Erl.: Siedewasserreaktoren

Man unterscheidet zwei unterschiedliche Bauarten der gebräuchlichen Atomreaktoren:

–       Siedewasserreaktoren

–       Druckwasserreaktoren.

Bei Druckwasserreaktoren wird das durch die atomare Kettenreaktion erhitzte Kühlwasser über einen Dampferzeuger geleitet. Der Dampferzeuger funktioniert im Prinzip wie ein Wärmetauscher: Das radioaktiv belastete Kühlwasser aus dem Reaktorkern gibt im Dampferzeuger seine Wärme über Wärmetauscherplatten an einen zweiten Wasserkreislauf ab. Der dort im zweiten Kreislauf erzeugte Dampf wird dann zur Turbine geleitet. So gelangt radioaktiv verseuchter Dampf nicht in die Turbine. Dieser Bautyp ist wegen der notwendigen zwei Wasser-Dampf-Kreisläufe aufwändiger beim Bau, aber weniger aufwändig beim Betrieb, da im Turbinenhaus keine Strahlung auftreten kann.

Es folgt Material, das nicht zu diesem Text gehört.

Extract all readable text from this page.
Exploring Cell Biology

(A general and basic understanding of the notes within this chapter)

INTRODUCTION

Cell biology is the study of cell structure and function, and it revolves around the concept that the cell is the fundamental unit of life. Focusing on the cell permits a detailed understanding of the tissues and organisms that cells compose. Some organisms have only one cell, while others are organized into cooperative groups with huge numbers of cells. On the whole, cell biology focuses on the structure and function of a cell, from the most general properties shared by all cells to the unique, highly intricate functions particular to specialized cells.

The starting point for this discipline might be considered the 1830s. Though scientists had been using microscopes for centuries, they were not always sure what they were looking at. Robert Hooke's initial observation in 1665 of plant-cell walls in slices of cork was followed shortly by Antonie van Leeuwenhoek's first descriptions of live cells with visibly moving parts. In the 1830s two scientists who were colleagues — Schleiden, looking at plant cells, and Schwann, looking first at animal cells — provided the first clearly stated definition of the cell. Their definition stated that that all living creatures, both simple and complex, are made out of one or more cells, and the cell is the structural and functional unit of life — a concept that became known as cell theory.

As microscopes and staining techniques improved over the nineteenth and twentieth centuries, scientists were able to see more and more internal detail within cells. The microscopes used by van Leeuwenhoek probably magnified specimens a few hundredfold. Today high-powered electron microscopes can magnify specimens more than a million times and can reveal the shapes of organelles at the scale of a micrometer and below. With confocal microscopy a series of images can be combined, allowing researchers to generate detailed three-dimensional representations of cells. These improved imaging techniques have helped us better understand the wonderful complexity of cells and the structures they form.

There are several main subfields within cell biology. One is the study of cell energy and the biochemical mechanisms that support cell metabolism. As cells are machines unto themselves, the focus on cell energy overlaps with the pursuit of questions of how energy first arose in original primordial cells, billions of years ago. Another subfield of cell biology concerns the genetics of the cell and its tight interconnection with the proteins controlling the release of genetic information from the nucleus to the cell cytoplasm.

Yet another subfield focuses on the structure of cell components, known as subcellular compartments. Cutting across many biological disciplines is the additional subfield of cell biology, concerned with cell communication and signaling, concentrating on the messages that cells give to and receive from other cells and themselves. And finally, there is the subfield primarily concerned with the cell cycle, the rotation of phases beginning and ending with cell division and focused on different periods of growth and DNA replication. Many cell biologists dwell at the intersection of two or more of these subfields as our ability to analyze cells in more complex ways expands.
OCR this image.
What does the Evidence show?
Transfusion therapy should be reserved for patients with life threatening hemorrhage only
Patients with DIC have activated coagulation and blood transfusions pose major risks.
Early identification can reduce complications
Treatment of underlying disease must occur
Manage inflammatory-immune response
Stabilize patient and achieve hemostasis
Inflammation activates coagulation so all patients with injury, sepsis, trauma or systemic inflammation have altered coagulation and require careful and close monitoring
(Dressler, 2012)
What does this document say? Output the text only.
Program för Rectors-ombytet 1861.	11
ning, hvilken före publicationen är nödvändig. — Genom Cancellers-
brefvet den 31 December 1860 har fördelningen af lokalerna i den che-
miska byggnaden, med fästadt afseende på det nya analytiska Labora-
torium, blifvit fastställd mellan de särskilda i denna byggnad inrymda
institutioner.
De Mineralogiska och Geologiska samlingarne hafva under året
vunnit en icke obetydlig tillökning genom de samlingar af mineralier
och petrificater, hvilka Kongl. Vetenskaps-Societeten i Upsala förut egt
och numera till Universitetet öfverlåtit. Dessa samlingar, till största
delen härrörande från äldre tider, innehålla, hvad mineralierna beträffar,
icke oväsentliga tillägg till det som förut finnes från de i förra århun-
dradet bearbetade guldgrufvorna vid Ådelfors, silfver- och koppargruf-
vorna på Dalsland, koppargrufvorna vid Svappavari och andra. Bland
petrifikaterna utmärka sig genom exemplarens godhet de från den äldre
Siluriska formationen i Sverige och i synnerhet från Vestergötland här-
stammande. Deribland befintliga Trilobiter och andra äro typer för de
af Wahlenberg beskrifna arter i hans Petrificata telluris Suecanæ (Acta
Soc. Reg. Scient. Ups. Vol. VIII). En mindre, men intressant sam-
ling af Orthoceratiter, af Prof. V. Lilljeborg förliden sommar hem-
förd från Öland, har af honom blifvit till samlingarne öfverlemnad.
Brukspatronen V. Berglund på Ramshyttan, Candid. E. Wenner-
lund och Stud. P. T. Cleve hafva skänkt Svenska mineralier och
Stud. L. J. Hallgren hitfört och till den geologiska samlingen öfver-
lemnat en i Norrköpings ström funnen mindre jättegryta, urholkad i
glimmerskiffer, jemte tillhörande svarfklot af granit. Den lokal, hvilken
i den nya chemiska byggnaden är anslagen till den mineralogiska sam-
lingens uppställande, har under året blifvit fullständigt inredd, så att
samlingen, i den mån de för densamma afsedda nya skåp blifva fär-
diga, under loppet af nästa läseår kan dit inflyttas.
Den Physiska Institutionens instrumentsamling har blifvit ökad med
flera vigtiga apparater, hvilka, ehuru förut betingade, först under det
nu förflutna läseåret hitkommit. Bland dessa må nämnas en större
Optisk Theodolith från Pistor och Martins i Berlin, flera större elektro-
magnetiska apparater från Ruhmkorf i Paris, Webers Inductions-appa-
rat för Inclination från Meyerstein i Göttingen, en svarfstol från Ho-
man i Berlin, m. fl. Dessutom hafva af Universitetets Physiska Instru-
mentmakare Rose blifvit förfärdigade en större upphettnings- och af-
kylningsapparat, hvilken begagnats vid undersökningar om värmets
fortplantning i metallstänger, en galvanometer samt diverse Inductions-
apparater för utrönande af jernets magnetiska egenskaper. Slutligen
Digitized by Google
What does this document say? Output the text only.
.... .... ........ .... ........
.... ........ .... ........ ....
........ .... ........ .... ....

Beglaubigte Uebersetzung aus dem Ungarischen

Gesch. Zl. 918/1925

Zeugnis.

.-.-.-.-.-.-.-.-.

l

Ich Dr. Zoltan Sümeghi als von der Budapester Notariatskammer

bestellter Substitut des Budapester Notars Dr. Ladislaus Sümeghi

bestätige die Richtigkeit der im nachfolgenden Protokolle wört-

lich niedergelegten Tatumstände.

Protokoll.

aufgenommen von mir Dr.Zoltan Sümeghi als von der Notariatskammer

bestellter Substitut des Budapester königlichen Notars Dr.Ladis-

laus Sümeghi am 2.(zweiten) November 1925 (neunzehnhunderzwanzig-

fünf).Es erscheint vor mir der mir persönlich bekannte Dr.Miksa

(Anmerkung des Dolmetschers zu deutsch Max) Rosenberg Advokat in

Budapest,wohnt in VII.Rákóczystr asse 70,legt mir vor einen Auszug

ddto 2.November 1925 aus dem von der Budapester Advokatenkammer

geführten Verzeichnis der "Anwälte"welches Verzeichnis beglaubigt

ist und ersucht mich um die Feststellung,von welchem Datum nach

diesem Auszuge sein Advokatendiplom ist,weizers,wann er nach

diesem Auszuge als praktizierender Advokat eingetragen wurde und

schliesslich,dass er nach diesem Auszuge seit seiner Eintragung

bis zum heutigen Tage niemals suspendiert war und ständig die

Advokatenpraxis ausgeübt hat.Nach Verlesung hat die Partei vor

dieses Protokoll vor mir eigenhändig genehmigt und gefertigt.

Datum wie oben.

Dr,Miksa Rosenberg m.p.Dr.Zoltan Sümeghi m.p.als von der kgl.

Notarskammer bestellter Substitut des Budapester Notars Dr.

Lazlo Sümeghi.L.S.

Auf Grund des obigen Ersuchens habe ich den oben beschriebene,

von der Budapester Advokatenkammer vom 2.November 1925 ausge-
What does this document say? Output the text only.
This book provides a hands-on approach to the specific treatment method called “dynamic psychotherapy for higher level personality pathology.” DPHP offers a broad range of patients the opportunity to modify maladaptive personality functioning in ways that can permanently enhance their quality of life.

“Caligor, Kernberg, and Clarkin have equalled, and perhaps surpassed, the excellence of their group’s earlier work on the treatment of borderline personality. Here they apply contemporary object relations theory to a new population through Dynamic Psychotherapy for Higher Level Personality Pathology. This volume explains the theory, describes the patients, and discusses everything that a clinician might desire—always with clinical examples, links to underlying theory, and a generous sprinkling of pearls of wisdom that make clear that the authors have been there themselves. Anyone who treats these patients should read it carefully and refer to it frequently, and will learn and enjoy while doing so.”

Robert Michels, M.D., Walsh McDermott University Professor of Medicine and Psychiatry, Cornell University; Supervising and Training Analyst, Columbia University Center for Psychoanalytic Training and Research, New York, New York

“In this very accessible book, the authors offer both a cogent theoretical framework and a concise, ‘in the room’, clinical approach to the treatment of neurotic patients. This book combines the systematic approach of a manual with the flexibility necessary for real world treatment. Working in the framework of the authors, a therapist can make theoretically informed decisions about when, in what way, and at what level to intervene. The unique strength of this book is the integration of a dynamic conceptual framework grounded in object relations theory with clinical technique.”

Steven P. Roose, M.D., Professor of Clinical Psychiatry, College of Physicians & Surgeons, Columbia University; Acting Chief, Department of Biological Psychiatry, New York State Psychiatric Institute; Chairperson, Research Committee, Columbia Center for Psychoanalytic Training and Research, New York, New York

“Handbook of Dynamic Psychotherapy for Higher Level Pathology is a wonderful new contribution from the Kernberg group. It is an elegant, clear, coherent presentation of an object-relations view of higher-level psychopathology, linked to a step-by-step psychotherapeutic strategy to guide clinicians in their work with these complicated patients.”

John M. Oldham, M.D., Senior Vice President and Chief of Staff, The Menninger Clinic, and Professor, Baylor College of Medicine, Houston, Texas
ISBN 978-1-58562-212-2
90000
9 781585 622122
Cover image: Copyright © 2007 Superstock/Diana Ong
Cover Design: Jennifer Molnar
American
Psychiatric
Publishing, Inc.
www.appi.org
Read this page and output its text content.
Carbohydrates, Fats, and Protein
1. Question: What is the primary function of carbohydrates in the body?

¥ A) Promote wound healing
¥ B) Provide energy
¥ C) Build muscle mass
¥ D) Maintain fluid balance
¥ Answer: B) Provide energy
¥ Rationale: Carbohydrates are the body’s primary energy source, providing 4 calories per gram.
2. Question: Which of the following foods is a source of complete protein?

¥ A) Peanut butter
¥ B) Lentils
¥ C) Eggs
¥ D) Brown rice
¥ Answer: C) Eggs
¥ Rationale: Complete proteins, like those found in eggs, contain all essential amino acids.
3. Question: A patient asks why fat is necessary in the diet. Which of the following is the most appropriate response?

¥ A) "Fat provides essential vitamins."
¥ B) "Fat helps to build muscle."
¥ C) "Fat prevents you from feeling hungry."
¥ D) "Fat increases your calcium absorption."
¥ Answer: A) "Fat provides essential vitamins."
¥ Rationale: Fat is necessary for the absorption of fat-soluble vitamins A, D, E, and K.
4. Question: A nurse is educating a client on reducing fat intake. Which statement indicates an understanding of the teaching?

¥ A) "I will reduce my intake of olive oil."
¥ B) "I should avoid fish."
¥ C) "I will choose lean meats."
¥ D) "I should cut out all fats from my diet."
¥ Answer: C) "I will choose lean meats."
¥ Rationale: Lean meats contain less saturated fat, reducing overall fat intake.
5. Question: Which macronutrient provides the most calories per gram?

Bei Siedewasserreaktoren gibt es nur einen einzigen Wasser-Dampf-Kreislauf. Das durch die atomare Kettenreaktion erhitzte Kühlwasser verlässt als radioaktiv kontaminierter Dampf das Reaktordruckgefäß und treibt direkt die Turbine an. Die Dampfleitungen führen direkt durch den nicht-atomaren Teil. Das Turbinenhaus gehört durch die vom Dampf ausgehende Strahlung zum Kontrollbereich. Kontaminationen durch Undichtigkeiten erfordern in den nicht-atomaren Bereichen ständige Reinigungsarbeiten.[1]

 

2. Kernschmelze

Erl.:  Kernschmelze

Druckwasserreaktoren und Siedewasserreaktoren werden bei fehlendem Kühlwasser unterkritisch, das heißt, die Kettenreaktion/Energiegewinnung hört grundsätzlich auf. Allerdings findet eine Nachreaktion in den Stäben statt, dadurch wird weiter Wärme produziert. Dabei können die Brennstäbe so weit erhitzen, dass ihre Hüllrohre und auch der darin eingeschlossene Kernbrennstoff schmelzen und am Boden des Reaktorbehälters zusammenlaufen.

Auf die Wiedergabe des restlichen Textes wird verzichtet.